News & Insights


May 23, 2022

Health Headlines – May 23, 2022

Supreme Court Seeks Solicitor General’s Opinion Regarding False Claims Act Circuit Split – Last week, the Supreme Court requested the Solicitor General’s views on United States ex rel. Owsley v. Fazzi Associates Inc. et al.,signaling the Court’s interest in potentially resolving a longstanding Circuit split. The circuit courts have been divided over the facts necessary to plead fraud with “particularity” under the False Claims Act (FCA), specifically whether Federal Rule of Civil Procedure 9(b)’s heightened pleading standard requires a party to plead details of specific false claims or whether the submission of a false claim can be inferred from details about a fraudulent scheme.  

Rule 9(b) requires plaintiffs who allege fraud to “state with particularity the circumstances constituting fraud.” The circuits have been divided over how this standard applies in FCA cases. The First, Second, Fourth, Sixth, Eighth, and Eleventh Circuits generally require plaintiffs to allege at least one example of a false claim in their complaint. The other circuits, the Third, Fifth, Seventh, Ninth, Tenth, and D.C. Circuits, do not require a plaintiff to plead the details of representative false claims.

The Supreme Court’s interest in resolving this division among the Circuits appears to be growing. There are currently three petitions pending before the Supreme Court raising this split, two brought by relators and one by a defendant. (Johnson et al. v. Bethany Hospice and Palliative Care LLC, No. 21-462; United States ex rel. Owsley v. Fazzi Associates Inc. et al., No. 21-936; and Molina Healthcare of Illinois, Inc., et al., v. Thomas Prose, No. 21-1145.) This is the second time the Supreme Court has asked the Solicitor General to weigh in on this question. In January, the Supreme Court first sought the Solicitor General’s input on the petition for certiorari in Johnson et al. v. Bethany Hospice and Palliative Care LLC, a case involving an alleged kickback scheme where the hospice allegedly paid doctors in exchange for Medicare referrals. The Eleventh Circuit held that the relators did not meet Rule 9(b)’s heightened pleading standard because they did not identify the false claims submitted or include any details about when the claims were submitted, how much the claims were worth, or the services provided. The Eleventh Circuit refused to infer from the circumstances that a false claim was submitted.

Similarly, in United States ex rel. Owsley v. Fazzi Associates Inc. et al., the relator pleaded some information about an alleged fraudulent scheme, but did not provide details about the submission of a false claim. The Sixth Circuit applied the more exacting standard and held that relators must plead a false claim with specificity and that details about a fraudulent scheme do not suffice.

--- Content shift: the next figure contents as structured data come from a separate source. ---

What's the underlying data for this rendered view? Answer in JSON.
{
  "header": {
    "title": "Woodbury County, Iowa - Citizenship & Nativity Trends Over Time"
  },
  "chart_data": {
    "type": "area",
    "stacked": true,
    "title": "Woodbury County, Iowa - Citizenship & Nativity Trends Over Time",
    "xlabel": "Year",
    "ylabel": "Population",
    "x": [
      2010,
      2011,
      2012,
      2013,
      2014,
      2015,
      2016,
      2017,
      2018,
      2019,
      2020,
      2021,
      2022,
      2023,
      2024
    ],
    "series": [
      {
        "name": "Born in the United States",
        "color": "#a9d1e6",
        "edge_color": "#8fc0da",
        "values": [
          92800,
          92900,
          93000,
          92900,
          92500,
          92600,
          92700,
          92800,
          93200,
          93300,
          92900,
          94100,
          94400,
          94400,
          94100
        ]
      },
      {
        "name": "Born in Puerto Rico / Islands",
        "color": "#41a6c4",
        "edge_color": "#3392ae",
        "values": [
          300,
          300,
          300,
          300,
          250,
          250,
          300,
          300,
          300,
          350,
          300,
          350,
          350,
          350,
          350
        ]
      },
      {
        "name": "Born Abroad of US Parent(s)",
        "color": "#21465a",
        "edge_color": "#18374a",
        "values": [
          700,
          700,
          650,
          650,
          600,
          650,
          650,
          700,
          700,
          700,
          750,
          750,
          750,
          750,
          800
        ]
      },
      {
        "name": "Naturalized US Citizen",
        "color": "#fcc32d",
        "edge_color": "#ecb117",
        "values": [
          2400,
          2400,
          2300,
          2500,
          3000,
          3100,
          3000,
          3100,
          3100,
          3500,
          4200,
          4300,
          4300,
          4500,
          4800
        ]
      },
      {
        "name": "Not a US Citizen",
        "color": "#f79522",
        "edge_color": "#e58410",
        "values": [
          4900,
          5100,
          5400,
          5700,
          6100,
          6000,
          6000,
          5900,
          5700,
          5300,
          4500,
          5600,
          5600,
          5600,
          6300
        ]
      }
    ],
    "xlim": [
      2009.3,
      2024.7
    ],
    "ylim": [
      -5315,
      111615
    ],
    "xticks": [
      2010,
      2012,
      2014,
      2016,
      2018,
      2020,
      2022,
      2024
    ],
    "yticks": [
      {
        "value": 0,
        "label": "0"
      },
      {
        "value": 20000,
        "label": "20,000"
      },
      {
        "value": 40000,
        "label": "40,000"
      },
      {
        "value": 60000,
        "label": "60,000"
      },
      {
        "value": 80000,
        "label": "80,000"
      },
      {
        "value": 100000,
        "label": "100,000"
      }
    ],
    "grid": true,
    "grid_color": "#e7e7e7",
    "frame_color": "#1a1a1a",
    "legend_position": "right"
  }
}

The Supreme Court has not yet weighed in on the third petition, in Molina Healthcare of Illinois, Inc., et al., v. Thomas, which raises both this split as well as a second split over whether a request for payment that makes no specific representations about the goods or services provided can be actionable under an implied false certification theory. The Supreme Court’s requests for the Solicitor General’s input in the two earlier petitions suggest that the Court may want to resolve the circuit split over Rule 9(b) in the near future. If the Supreme Court grants either or both petitions for certiorari, the Court will most likely hear oral arguments in the winter and issue an opinion by the summer of 2023. The Supreme Court’s decision to either uphold the more rigorous interpretation of Rule 9(b) or permit plaintiffs to bring FCA claims without pleading details about false claims could significantly affect the landscape of FCA litigation.